Actors were placed throughout the school, and blank ammunition was used to simulate gunfire.
As the sound of chaos is heard throughout the hallways, first responders gathered the wounded victims and took them out to the ambulances.
Victims are triaged based on the severity of their injuries. In real life, it would happen a distance away from the school for safety reasons.
Administrators say one of the biggest challenges of the drill is the communication between different law enforcement agencies.
“We always want to make sure our communication is on par.
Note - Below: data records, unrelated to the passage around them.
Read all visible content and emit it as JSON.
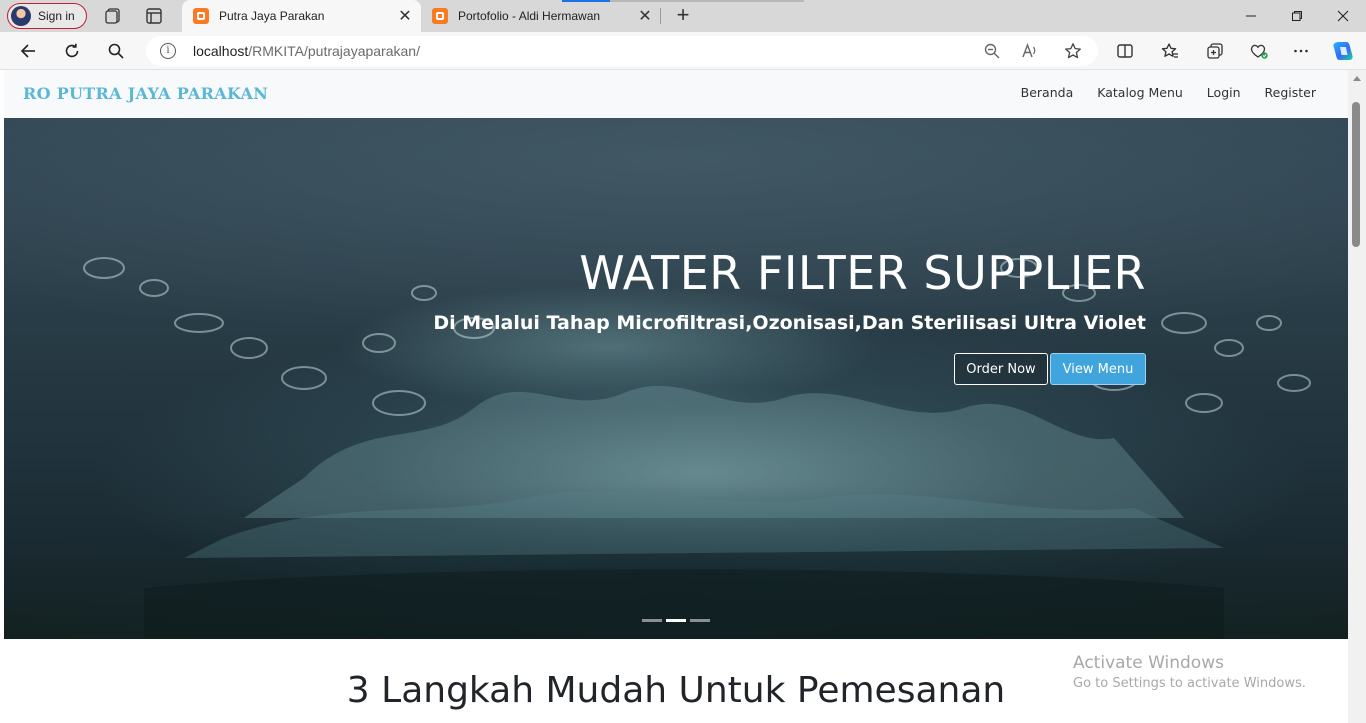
{
  "browser": {
    "signin_label": "Sign in",
    "tabs": [
      {
        "title": "Putra Jaya Parakan",
        "active": true
      },
      {
        "title": "Portofolio - Aldi Hermawan",
        "active": false
      }
    ],
    "address": {
      "host": "localhost",
      "path": "/RMKITA/putrajayaparakan/"
    },
    "accent": "#1a73e8"
  },
  "site": {
    "brand": "RO PUTRA JAYA PARAKAN",
    "brand_color": "#5ab8d6",
    "nav": [
      "Beranda",
      "Katalog Menu",
      "Login",
      "Register"
    ]
  },
  "hero": {
    "title": "WATER FILTER SUPPLIER",
    "subtitle": "Di Melalui Tahap Microfiltrasi,Ozonisasi,Dan Sterilisasi Ultra Violet",
    "order_button": "Order Now",
    "view_button": "View Menu",
    "view_button_color": "#41a5dd",
    "slides_count": 3,
    "active_slide": 2
  },
  "section": {
    "title": "3 Langkah Mudah Untuk Pemesanan"
  },
  "watermark": {
    "line1": "Activate Windows",
    "line2": "Go to Settings to activate Windows."
  }
}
We want to make sure we’re responding as a unified team, to handle any type of large incidents of this nature,” Moe said.
Although full scale active shooter drills don’t happen every year, Grand Forks Public Schools still does two lockdown drills each school year.
No high school students took part in the active shooter drill because it could potentially be traumatizing.
Administrators say the mass shootings that happened in El Paso and Dayton last weekend don’t affect the procedure of the active shooter simulation.
“We do, we believe enough exercise and drilling to make sure we provide a safe environment. We’re not going to double of drills we do or exercises we do, we want to make sure our students feel safe and our parents know their students are safe so I think for us the protocols we have in place are adequate,” Jody Thompson with Grand Forks Public Schools said.